Microsoft Treats AI Agents Like Employees With Identity Systems

Microsoft builds infrastructure to manage AI agents at scale

Microsoft has developed a management framework for AI agents that mirrors how companies oversee human employees, complete with digital identities, access permissions, and audit capabilities.

CEO Satya Nadella disclosed the approach during a conversation with Reid Hoffman on the "Possible Podcast," explaining that Microsoft now treats its AI agents as entities requiring formal governance structures. The company assigns each agent specific permissions that define what systems and data they can access, while implementing policies to monitor and control their activities.

"You need to give them identities, you need to give them sandboxes, then you need to set policies to govern them," Nadella said in the episode posted Friday.

The challenge of managing multiple agents simultaneously

Nadella spoke from direct experience about the difficulty of coordinating numerous AI agents.

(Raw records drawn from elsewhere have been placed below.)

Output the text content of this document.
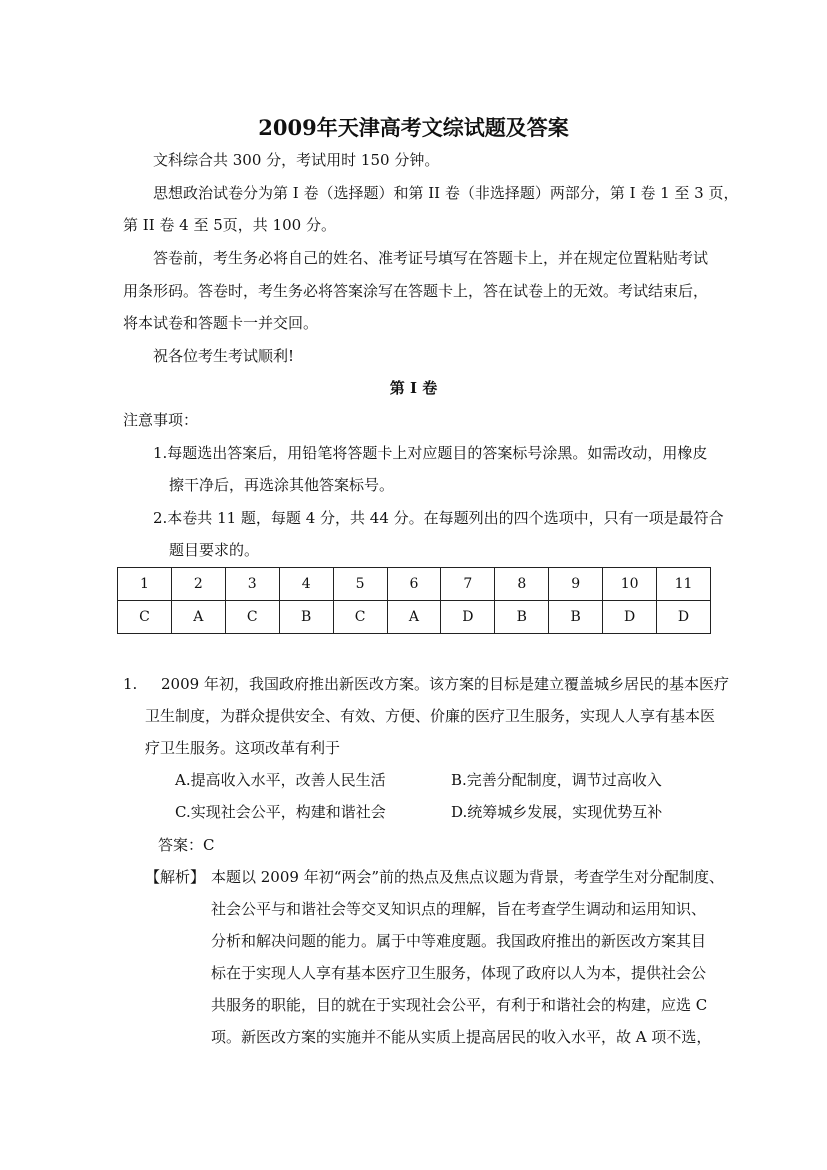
2009年天津高考文综试题及答案
文科综合共 300 分，考试用时 150 分钟。
思想政治试卷分为第 I 卷（选择题）和第 II 卷（非选择题）两部分，第 I 卷 1 至 3 页，
第 II 卷 4 至 5页，共 100 分。
答卷前，考生务必将自己的姓名、准考证号填写在答题卡上，并在规定位置粘贴考试
用条形码。答卷时，考生务必将答案涂写在答题卡上，答在试卷上的无效。考试结束后，
将本试卷和答题卡一并交回。
祝各位考生考试顺利!
第 I 卷
注意事项：
1.每题选出答案后，用铅笔将答题卡上对应题目的答案标号涂黑。如需改动，用橡皮
擦干净后，再选涂其他答案标号。
2.本卷共 11 题，每题 4 分，共 44 分。在每题列出的四个选项中，只有一项是最符合
题目要求的。
1	2	3	4	5	6	7	8	9	10	11
C	A	C	B	C	A	D	B	B	D	D
1. 2009 年初，我国政府推出新医改方案。该方案的目标是建立覆盖城乡居民的基本医疗
卫生制度，为群众提供安全、有效、方便、价廉的医疗卫生服务，实现人人享有基本医
疗卫生服务。这项改革有利于
A.提高收入水平，改善人民生活	B.完善分配制度，调节过高收入
C.实现社会公平，构建和谐社会	D.统筹城乡发展，实现优势互补
答案：C
【解析】 本题以 2009 年初“两会”前的热点及焦点议题为背景，考查学生对分配制度、
社会公平与和谐社会等交叉知识点的理解，旨在考查学生调动和运用知识、
分析和解决问题的能力。属于中等难度题。我国政府推出的新医改方案其目
标在于实现人人享有基本医疗卫生服务，体现了政府以人为本，提供社会公
共服务的职能，目的就在于实现社会公平，有利于和谐社会的构建，应选 C
项。新医改方案的实施并不能从实质上提高居民的收入水平，故 A 项不选，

He routinely operates 100 AI coding agents concurrently, and managing them through individual chat interfaces creates significant overhead.

"The cognitive load on me managing this is so high," the CEO acknowledged.

This operational challenge reflects a broader problem facing organizations as they deploy AI agents across their operations. While companies are investing heavily in AI adoption, many have yet to establish clear frameworks for how autonomous agents will integrate with human workflows and existing management structures.

Agent 365 provides governance tools

To address these management needs, Microsoft has created Agent 365, a suite of tools built on existing enterprise products. The system incorporates Entra, Microsoft's digital identity and network access platform, which handles agent authentication and permissions. It also includes Purview, the company's data governance product, which labels and tracks data that AI agents generate.

These tools establish what Nadella described as four pillars for agent management: security, containment, manageability, and observability. The framework aims to give organizations confidence that their AI agents operate within defined boundaries and produce auditable results.

Why it matters

As AI agents move from experimental projects to production systems handling real business processes, the lack of management infrastructure poses serious risks. Without proper identity systems and access controls, agents could expose sensitive data, make unauthorized changes, or operate in ways that violate compliance requirements. Microsoft's approach of adapting enterprise identity and governance tools for AI agents provides a template other organizations can follow as they scale their own agent deployments.

The details were first reported by Business Insider, which also noted that Hoffman announced his departure from Microsoft's board after 10 years to return to what he called "founder mode."